Walter Reed is a military hospital run by the Defense Department, not the VA. In VA hospitals and clinics, 5.8 million veterans receive care.
Nicholson wrote, "I am directing you hereby to conduct and supervise a full and immediate review of your facility's environments of care." He added, "As medical center and network directors, you all are responsible. Negative responses are required."
Nicholson said he wanted a full report by March 14 (Yen, AP/Los Angeles Times, 3/13).
Several broadcast programs reported on Kiley's retirement. Summaries appear below.
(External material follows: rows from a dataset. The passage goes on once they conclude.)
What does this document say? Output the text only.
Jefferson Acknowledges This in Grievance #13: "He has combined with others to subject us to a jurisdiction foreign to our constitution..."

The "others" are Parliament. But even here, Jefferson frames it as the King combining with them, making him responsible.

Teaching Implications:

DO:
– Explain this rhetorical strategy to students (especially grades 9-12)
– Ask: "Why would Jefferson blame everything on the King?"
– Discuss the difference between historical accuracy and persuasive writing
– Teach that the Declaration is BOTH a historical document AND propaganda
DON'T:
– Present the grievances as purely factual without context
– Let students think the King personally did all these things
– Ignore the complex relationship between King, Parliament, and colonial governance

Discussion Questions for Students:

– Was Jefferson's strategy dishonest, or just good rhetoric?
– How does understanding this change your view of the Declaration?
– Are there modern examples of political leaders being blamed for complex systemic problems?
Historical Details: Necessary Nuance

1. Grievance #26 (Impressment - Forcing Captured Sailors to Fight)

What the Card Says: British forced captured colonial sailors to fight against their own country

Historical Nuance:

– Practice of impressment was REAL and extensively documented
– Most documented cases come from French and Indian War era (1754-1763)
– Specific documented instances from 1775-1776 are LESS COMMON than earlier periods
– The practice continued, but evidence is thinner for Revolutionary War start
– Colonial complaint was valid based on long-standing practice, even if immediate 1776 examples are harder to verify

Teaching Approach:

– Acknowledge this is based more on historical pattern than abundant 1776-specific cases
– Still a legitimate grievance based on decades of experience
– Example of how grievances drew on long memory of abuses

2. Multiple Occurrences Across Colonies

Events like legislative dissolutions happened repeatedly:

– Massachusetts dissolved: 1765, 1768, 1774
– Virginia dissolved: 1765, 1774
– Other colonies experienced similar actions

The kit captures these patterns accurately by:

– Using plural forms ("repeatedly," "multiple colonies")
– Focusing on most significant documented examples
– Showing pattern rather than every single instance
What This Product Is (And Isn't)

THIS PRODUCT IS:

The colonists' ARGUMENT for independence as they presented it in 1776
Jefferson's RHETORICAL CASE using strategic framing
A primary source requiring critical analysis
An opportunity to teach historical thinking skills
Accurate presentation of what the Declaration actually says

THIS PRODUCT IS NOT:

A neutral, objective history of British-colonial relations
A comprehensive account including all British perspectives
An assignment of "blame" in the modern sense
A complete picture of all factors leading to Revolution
- CBS' "Evening News": The segment includes comments from Kiley, Secretary of Defense Robert Gates and an injured soldier receiving treatment at Walter Reed (Martin, "Evening News," CBS, 3/12). Video of the segment is available online.
- NBC's "Nightly News": The segment includes comments from Kiley and Sen. Patty Murray (D-Wash.) (Miklaszewski, "Nightly News," NBC, 3/12). Video of the segment is available online.
- NPR's "All Things Considered": The segment includes comments from Kiley, Sen. Claire McCaskill (D-Mo.) and Geren (Raz, "All Things Considered," NPR, 3/13). Audio and a partial transcript of the segment are available online.
- NPR's "Morning Edition": "Morning Edition" host Steve Inskeep reported on Kiley's retirement (Inskeep, "Morning Edition," NPR, 3/13). Audio of the segment is available online.
- PBS' "NewsHour with Jim Lehrer": The segment includes a discussion with Josh White, a reporter for the Washington Post (Suarez, "NewsHour with Jim Lehrer," PBS, 3/12). Audio and a transcript of the segment are available online.